Falling snow and a falling loonie have meant Minot’s marketing machine is kicking into high gear.
Attracting western Manitobans to the North Dakota city is already a challenge during the dead winter months following Christmas. But a weak Canadian dollar — which ended the week at 91 cents US — is also working against the modest American shopping destination.
Wendy Howe, executive director of Visit Minot, said visitor traffic is slower this time of year but the city’s tourism bureau has seen an “uptick” in Canadian traffic.
“What we’re hearing from Canadians is they’re still finding a lot of great deals in Minot,” she said. “Our visitors are saying there’s more reasons to come to Minot.”

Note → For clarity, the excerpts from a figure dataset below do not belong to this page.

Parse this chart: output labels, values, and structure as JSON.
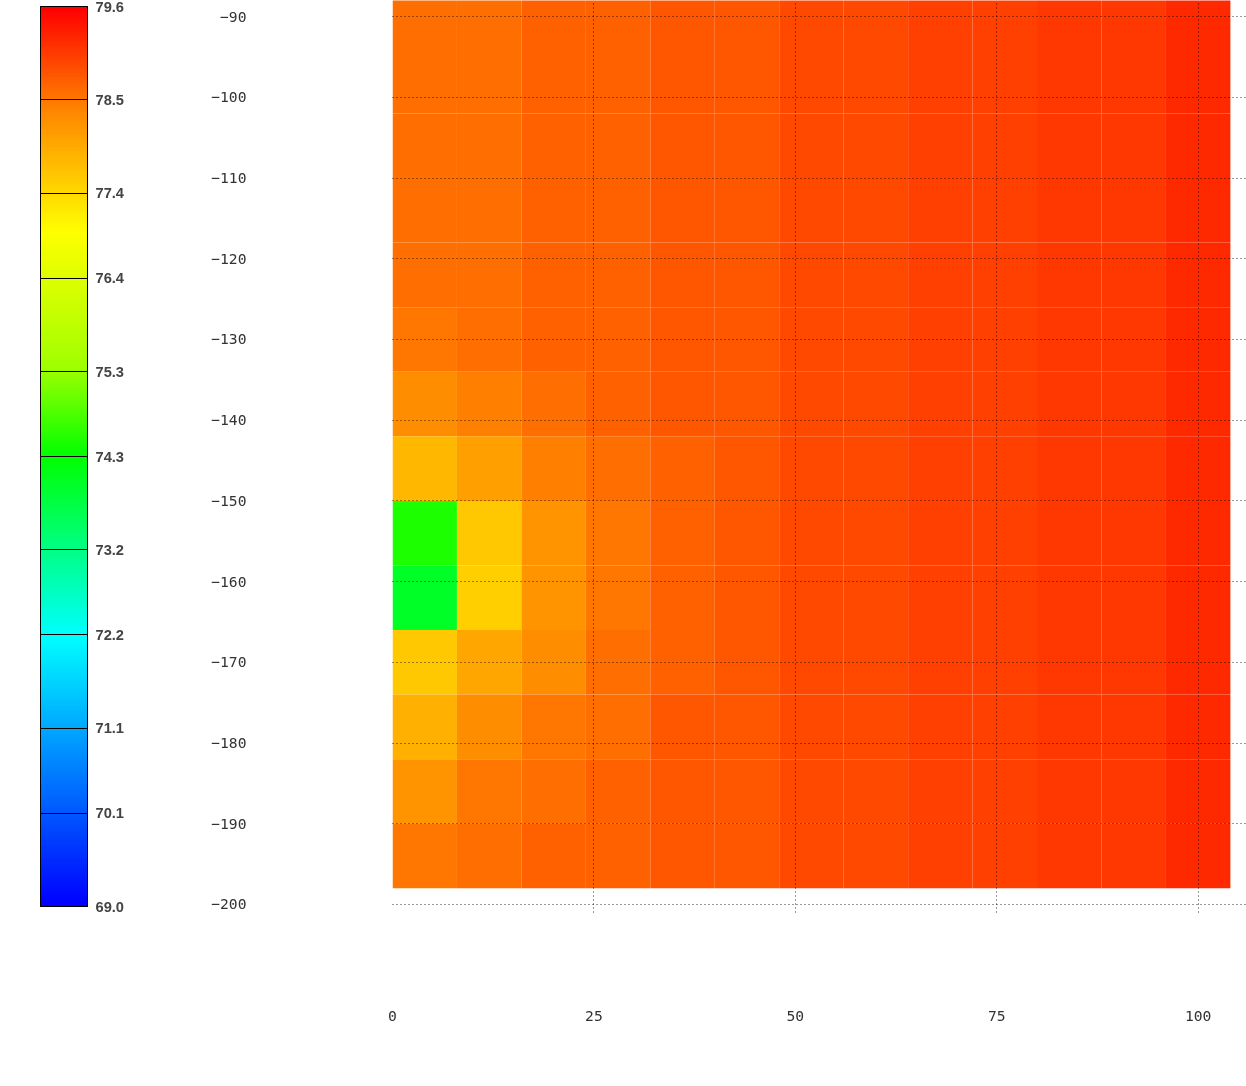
{
  "chart_data": {
    "type": "heatmap",
    "x": [
      4,
      12,
      20,
      28,
      36,
      44,
      52,
      60,
      68,
      76,
      84,
      92,
      100
    ],
    "y": [
      -90,
      -98,
      -106,
      -114,
      -122,
      -130,
      -138,
      -146,
      -154,
      -162,
      -170,
      -178,
      -186,
      -194
    ],
    "cells": [
      [
        78.6,
        78.6,
        78.7,
        78.7,
        78.8,
        78.8,
        78.9,
        78.9,
        79.0,
        79.0,
        79.1,
        79.1,
        79.2
      ],
      [
        78.6,
        78.6,
        78.7,
        78.7,
        78.8,
        78.8,
        78.9,
        78.9,
        79.0,
        79.0,
        79.1,
        79.1,
        79.2
      ],
      [
        78.6,
        78.6,
        78.7,
        78.7,
        78.8,
        78.8,
        78.9,
        78.9,
        79.0,
        79.0,
        79.1,
        79.1,
        79.2
      ],
      [
        78.6,
        78.6,
        78.7,
        78.7,
        78.8,
        78.8,
        78.9,
        78.9,
        79.0,
        79.0,
        79.1,
        79.1,
        79.2
      ],
      [
        78.6,
        78.6,
        78.7,
        78.7,
        78.8,
        78.8,
        78.9,
        78.9,
        79.0,
        79.0,
        79.1,
        79.1,
        79.2
      ],
      [
        78.5,
        78.6,
        78.7,
        78.7,
        78.8,
        78.8,
        78.9,
        78.9,
        79.0,
        79.0,
        79.1,
        79.1,
        79.2
      ],
      [
        78.3,
        78.4,
        78.6,
        78.7,
        78.8,
        78.8,
        78.9,
        78.9,
        79.0,
        79.0,
        79.1,
        79.1,
        79.2
      ],
      [
        77.8,
        78.1,
        78.4,
        78.6,
        78.7,
        78.8,
        78.9,
        78.9,
        79.0,
        79.0,
        79.1,
        79.1,
        79.2
      ],
      [
        74.5,
        77.6,
        78.2,
        78.5,
        78.7,
        78.8,
        78.9,
        78.9,
        79.0,
        79.0,
        79.1,
        79.1,
        79.2
      ],
      [
        74.0,
        77.5,
        78.2,
        78.5,
        78.7,
        78.8,
        78.9,
        78.9,
        79.0,
        79.0,
        79.1,
        79.1,
        79.2
      ],
      [
        77.6,
        78.0,
        78.3,
        78.6,
        78.7,
        78.8,
        78.9,
        78.9,
        79.0,
        79.0,
        79.1,
        79.1,
        79.2
      ],
      [
        77.9,
        78.3,
        78.5,
        78.6,
        78.8,
        78.8,
        78.9,
        78.9,
        79.0,
        79.0,
        79.1,
        79.1,
        79.2
      ],
      [
        78.2,
        78.5,
        78.6,
        78.7,
        78.8,
        78.8,
        78.9,
        78.9,
        79.0,
        79.0,
        79.1,
        79.1,
        79.2
      ],
      [
        78.5,
        78.6,
        78.7,
        78.7,
        78.8,
        78.8,
        78.9,
        78.9,
        79.0,
        79.0,
        79.1,
        79.1,
        79.2
      ]
    ],
    "xlim": [
      0,
      106
    ],
    "ylim": [
      -201,
      -88
    ],
    "xticks": [
      0,
      25,
      50,
      75,
      100
    ],
    "yticks": [
      -90,
      -100,
      -110,
      -120,
      -130,
      -140,
      -150,
      -160,
      -170,
      -180,
      -190,
      -200
    ],
    "clim": [
      69.0,
      79.6
    ],
    "cticks": [
      {
        "value": 69.0,
        "label": "69.0"
      },
      {
        "value": 70.1,
        "label": "70.1"
      },
      {
        "value": 71.1,
        "label": "71.1"
      },
      {
        "value": 72.2,
        "label": "72.2"
      },
      {
        "value": 73.2,
        "label": "73.2"
      },
      {
        "value": 74.3,
        "label": "74.3"
      },
      {
        "value": 75.3,
        "label": "75.3"
      },
      {
        "value": 76.4,
        "label": "76.4"
      },
      {
        "value": 77.4,
        "label": "77.4"
      },
      {
        "value": 78.5,
        "label": "78.5"
      },
      {
        "value": 79.6,
        "label": "79.6"
      }
    ],
    "grid": true
  }
}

The number of hotel rooms in Minot has just about doubled in the last three years to 3,000, which Howe said is driving down room rates. As well, a few new restaurants are also aimed at drawing bigger shopping crowds.
“Hotels are hungry for business also, so they’re providing a lot of deals and weekend traffic is something they’re really focused on, so they’re offering a lot of deals and specials specifically targeted to Canadians to try and beef up that traffic.”
Craig Alexander, chief economist for TD Economics, recently said consumers could see the Canadian dollar slide as low as 85 cents US by mid-year — a level it hasn’t closed below since May 2009 — if the current environment continues, The Canadian Press reported in January.
Howe said Minot’s tourism bureau is acutely aware of the faltering Canadian dollar and its marketing plan will be adjusted if the loonie continues to slide.
Wooing Canadian Prairie residents south is already big business for Minot and there’s only so much more it can do.
About $250,000 — nearly half of the small city’s tourism marketing cash — goes directly to Manitoba and Saskatchewan.
“We’ll add to that if we think we need to and we’ll be encouraging our stores and our hoteliers to do marketing of their own and to remind them that Canadians are going to be more dollar conscious as we get into the travel season,” Howe said.
“That’s the key to getting visitors back to Minot. Minot is becoming more of an option than it ever has been before.”